The Pentium is my old standby box which has been a 386 SX, a 486 DX-33, 486 DX2-66, and a 486 DX4-100, and several Pentium (75, 133, 233MMX), and now an AMD K-6 300. It's capable of 3.11 for workgroups if I pick the right hardware for the job, but I'm tempted to do option #3....

I may just move all the 486 Guts into the Flight, and move all the Pentium Guts into the CAT. Let go of the CAT, and Keep the Flight as a 486. Pull the media-bay and put in a 5.25" floppy Drive instead. That way then...I can use the multi-drive cage to run multiple O/S on the 486 from various hard disks that I have availible to me, and I can pre-load them (particularly DOS and Windows 3.x drives) with applications from the USB drive connector I have for my main machine. Also, this allows me to do a lot of cool things with the 486 in the future similar to what I used to do by pushing the limits of Minimum system requirements (often BEYOND the limits).

Anything after that, I plan to get rid of, I just want an 8088, a 286, and a 486 to goof off with, the rest goes to other people who want that stuff.

The key thing I'm thinking the most about here is expandability. The XT is my favorite guinea pig for all the VCF part upgrades as they make this thing scary capable of a lot as a machine made of 20-30 year old parts.

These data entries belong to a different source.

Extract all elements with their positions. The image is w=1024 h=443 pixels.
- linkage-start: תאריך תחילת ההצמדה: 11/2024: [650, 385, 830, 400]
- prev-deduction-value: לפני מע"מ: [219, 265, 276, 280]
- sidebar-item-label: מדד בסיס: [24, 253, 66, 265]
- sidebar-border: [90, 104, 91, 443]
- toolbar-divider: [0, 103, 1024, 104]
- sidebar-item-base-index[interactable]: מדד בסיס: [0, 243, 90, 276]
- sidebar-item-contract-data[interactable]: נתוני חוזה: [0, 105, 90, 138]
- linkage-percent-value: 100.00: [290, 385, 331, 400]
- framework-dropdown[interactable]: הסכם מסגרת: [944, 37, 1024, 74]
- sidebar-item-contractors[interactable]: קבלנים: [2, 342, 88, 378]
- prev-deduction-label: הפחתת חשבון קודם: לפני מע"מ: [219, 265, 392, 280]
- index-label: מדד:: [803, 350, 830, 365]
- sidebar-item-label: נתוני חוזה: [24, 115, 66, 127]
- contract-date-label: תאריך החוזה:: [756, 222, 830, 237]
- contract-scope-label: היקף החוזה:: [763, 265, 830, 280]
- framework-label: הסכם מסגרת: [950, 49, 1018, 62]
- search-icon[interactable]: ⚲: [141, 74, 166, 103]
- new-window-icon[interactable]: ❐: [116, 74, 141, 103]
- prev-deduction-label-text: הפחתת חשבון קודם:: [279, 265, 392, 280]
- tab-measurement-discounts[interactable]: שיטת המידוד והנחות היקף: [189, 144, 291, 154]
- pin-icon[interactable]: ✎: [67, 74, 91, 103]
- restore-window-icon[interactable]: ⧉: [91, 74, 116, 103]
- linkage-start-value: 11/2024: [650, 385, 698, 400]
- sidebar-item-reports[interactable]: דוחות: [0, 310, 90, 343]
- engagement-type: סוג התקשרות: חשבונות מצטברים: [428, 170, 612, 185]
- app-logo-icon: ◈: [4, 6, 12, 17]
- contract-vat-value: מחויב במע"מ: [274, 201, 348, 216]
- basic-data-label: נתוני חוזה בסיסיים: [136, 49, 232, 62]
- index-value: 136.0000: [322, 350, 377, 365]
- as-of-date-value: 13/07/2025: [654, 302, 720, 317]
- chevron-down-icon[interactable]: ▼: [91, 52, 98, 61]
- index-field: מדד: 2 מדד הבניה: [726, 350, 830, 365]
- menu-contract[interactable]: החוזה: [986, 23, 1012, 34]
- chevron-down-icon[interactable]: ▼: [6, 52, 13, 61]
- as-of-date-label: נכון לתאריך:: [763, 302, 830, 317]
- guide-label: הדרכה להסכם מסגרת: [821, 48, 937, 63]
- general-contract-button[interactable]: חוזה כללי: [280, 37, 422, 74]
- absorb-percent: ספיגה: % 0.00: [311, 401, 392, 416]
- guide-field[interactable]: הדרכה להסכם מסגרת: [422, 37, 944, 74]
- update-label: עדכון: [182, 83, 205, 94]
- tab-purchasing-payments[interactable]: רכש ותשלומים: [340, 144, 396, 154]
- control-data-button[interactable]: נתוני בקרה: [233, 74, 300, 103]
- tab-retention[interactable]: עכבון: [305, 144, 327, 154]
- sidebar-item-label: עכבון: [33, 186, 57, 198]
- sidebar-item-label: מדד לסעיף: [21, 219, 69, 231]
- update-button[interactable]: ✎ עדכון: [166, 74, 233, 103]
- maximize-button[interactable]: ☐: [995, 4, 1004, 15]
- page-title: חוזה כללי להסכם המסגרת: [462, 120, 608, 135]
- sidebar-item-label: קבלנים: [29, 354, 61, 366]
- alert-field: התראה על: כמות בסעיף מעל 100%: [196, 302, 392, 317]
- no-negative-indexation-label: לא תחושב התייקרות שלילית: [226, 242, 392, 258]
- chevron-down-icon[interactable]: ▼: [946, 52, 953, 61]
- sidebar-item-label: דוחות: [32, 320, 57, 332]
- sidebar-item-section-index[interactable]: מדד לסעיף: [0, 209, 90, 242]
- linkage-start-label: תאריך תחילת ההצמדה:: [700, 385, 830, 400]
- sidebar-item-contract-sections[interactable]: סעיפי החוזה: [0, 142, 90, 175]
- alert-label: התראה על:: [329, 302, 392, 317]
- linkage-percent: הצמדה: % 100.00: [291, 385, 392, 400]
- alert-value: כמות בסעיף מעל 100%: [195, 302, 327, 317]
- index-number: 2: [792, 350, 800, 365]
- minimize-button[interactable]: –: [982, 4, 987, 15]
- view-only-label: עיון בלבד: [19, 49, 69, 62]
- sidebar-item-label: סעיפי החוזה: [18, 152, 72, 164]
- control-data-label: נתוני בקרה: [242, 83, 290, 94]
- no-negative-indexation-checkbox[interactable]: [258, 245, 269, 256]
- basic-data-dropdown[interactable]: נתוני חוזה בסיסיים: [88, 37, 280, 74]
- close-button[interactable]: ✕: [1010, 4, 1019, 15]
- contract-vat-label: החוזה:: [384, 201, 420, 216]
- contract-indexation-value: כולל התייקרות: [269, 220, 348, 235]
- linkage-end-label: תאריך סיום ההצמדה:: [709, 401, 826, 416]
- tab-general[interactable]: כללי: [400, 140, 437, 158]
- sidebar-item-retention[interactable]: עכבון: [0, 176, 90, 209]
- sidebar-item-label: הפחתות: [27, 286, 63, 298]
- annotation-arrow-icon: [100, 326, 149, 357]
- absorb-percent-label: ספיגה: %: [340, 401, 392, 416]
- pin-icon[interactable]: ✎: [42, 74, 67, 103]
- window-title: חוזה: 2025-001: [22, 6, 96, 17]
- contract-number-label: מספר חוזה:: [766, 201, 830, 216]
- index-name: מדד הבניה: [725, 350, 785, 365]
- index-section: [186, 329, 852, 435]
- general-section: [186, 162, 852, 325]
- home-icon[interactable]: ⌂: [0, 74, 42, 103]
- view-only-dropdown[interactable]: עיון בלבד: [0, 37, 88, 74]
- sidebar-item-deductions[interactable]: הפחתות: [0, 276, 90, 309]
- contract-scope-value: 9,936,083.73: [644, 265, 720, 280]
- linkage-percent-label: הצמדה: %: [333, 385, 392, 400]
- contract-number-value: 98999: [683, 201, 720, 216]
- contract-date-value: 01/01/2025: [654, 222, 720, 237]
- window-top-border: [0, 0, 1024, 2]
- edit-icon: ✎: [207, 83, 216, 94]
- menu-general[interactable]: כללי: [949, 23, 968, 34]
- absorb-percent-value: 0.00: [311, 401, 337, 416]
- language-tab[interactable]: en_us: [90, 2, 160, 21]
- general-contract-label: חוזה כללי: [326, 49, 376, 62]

The 286 is one of my proudest jobbies in my collection as it has graphical internet on something that runs in Real Mode 95% of the time, and the 486 is my favorite processor.....it's got such a wide band of compatability it's just plain sick, I've run everything from DOS 5 to Windows 2000 Professional on a 486 CPU.

So Keep Peeled, I could have some stuff going to the marketplace soon.